Of course, this is encoding, and there’s a corresponding implementation for decoding Varint from byte streams. The main implementation is as follows:

1
2
3
4
5
6
7
8
9
10
11
12
13
14
15
16
const char* GetVarint64Ptr(const char* p, const char* limit, uint64_t* value) {
uint64_t result = 0;
for (uint32_t shift = 0; shift <= 63 && p < limit; shift += 7) {
uint64_t byte = *(reinterpret_cast<const uint8_t*>(p));
p++;
if (byte & 128) {
// More bytes are present
result |= ((byte & 127) << shift);
} else {
result |= (byte << shift);
*value = result;
return reinterpret_cast<const char*>(p);
}
}
return nullptr;
}

This is the reverse process of encoding. After successfully decoding an integer, it returns a new pointer pointing to the position in the byte stream immediately following the decoded integer. The GetVarint64 function uses this implementation. After parsing a 64-bit integer from input, it also updates the state of input, making it point to the remaining unprocessed data. Updating the byte stream here is very useful for continuously processing multiple data items in a data stream, for example, when parsing a data stream composed of multiple Varint-encoded integers, input is updated after each call to GetVarint64, ready to parse the next integer.

There’s also a class of helper functions, such as PutLengthPrefixedSlice for encoding a string as a combination of a length prefix and string content, and GetLengthPrefixedSlice as the corresponding decoding function. These encoding and decoding functions are widely used in LevelDB for storing and parsing various data structures, such as keys and values in memtable, block data in SSTable files, etc.
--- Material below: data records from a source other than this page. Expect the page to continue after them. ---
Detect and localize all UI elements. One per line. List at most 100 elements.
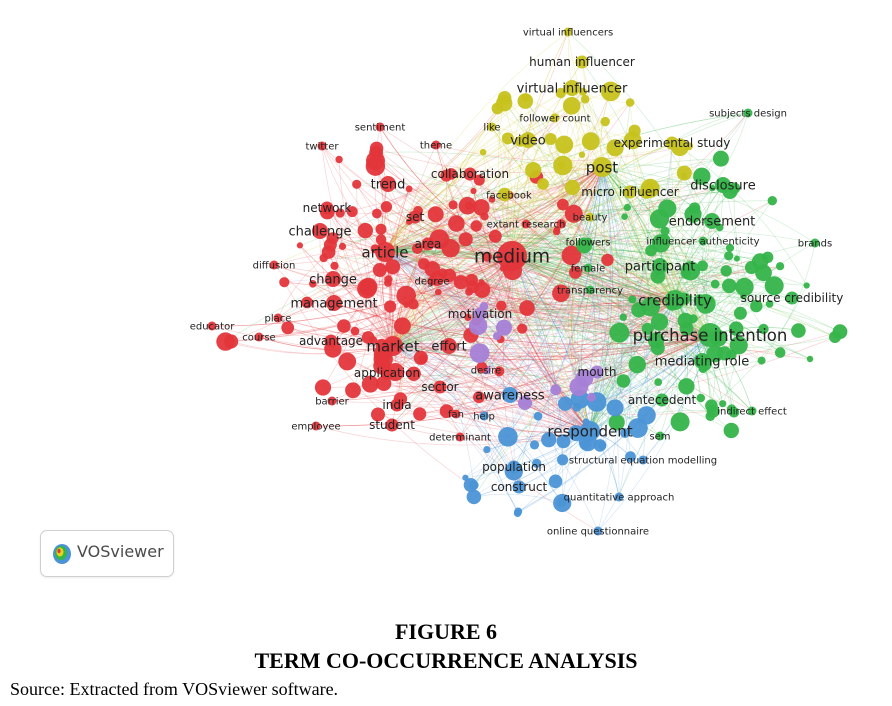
network-link [601,166,651,307]
term-label: barrier [315,397,349,408]
term-node-unlabelled [628,295,637,304]
network-link [473,255,729,498]
term-node-unlabelled [670,412,690,432]
term-node-unlabelled [488,229,502,243]
term-node [704,213,720,229]
network-link [733,188,757,307]
network-link [384,31,569,253]
term-node-unlabelled [650,313,669,331]
network-link [381,166,603,367]
network-link [379,185,725,271]
network-link [491,126,633,300]
term-node-unlabelled [494,366,505,377]
network-link [347,255,513,362]
term-node [479,411,489,421]
term-node-unlabelled [474,281,491,298]
network-link [379,126,752,268]
network-link [392,256,768,347]
network-link [507,97,527,257]
network-link [511,255,550,440]
network-link [392,334,711,361]
term-node-unlabelled [659,234,671,246]
term-node-unlabelled [458,232,473,247]
network-link [423,218,660,265]
network-link [671,142,711,336]
network-link [601,166,764,330]
network-link [449,166,603,276]
network-link [392,329,725,354]
network-link [384,191,647,253]
term-node [563,27,573,37]
network-link [384,251,737,329]
term-node [550,113,560,123]
network-link [330,244,394,347]
network-link [497,108,591,432]
term-node-unlabelled [514,136,526,147]
term-node-unlabelled [533,411,543,421]
network-link [511,208,668,257]
term-node-unlabelled [717,346,732,361]
term-node-unlabelled [575,369,594,387]
term-node-unlabelled [406,366,421,381]
term-node-unlabelled [501,132,514,145]
network-link [556,229,576,503]
term-node-unlabelled [552,227,561,236]
network-link [572,187,705,364]
network-link [338,159,394,347]
network-link [392,144,437,347]
term-node-unlabelled [405,185,413,193]
term-node-unlabelled [441,239,460,258]
network-link [392,142,673,347]
term-node [655,393,669,407]
co-occurrence-network: virtual influencers human influencer virtu… [190,27,848,538]
network-link [392,326,505,347]
term-label: effort [431,340,466,355]
term-node-unlabelled [429,271,445,287]
network-link [481,207,676,301]
term-label: twitter [306,142,340,153]
network-link [277,317,591,432]
network-link [392,334,705,364]
network-link [596,334,711,403]
network-link [511,142,673,257]
network-link [381,112,749,367]
network-link [483,305,703,362]
term-node-unlabelled [767,196,777,206]
network-link [211,255,513,327]
network-link [511,255,753,412]
network-link [511,255,591,432]
network-link [225,341,394,355]
term-label: credibility [638,291,712,309]
term-label: virtual influencer [517,82,628,97]
term-node [743,108,753,118]
network-link [388,279,711,337]
term-node-unlabelled [372,208,382,219]
network-link [306,140,591,303]
term-node-unlabelled [345,382,361,399]
term-node-unlabelled [309,280,317,288]
network-link [761,242,816,361]
term-node-unlabelled [696,393,706,403]
term-node-unlabelled [712,150,729,167]
network-link [384,146,680,253]
network-link [589,216,676,301]
term-node-unlabelled [601,253,614,267]
network-link [688,146,762,361]
network-link [384,138,508,253]
term-label: structural equation modelling [569,456,717,467]
network-link [511,255,648,330]
term-node-unlabelled [564,204,583,223]
term-node-unlabelled [479,148,487,156]
network-link [455,188,651,415]
network-link [392,329,732,356]
term-node-unlabelled [488,196,496,203]
network-link [632,140,676,301]
term-node-unlabelled [372,263,387,277]
term-label: sector [421,380,458,394]
network-link [375,166,591,432]
network-link [581,289,591,432]
network-link [517,170,535,445]
network-link [356,184,394,347]
term-node-unlabelled [335,155,343,164]
network-link [438,291,711,338]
The integer encoding and decoding here are accompanied by a large number of test cases, placed in util/coding_test.cc. There are normal encoding and verification tests, such as Fixed32 encoding and decoding verification for 0 to 100000. In addition, there are some abnormal tests, such as the Varint32Overflow decoding case for incorrect Varint32, using GetVarint32Ptr to decode “\x81\x82\x83\x84\x85\x11”.

Conclusion

The utils components in LevelDB are all designed to better adapt to LevelDB’s usage scenarios. For example, the Arena memory allocator is suitable for a large number of small memory allocations in memtable, the Random number generator is used for generating skip list heights, CRC32 is used for error detection during data transmission or storage, and encoding/decoding utility functions are used for storing and parsing numbers.
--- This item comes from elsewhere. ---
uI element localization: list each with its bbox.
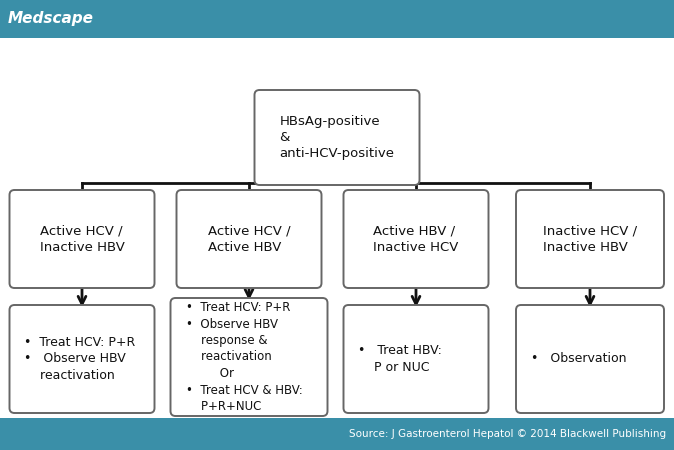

This article only briefly introduces the implementation of these components and doesn’t delve too much into the mathematical knowledge behind these components, such as the linear congruential algorithm of the random number generator and the polynomial division of CRC32. If you’re interested, you can continue to explore these topics in depth.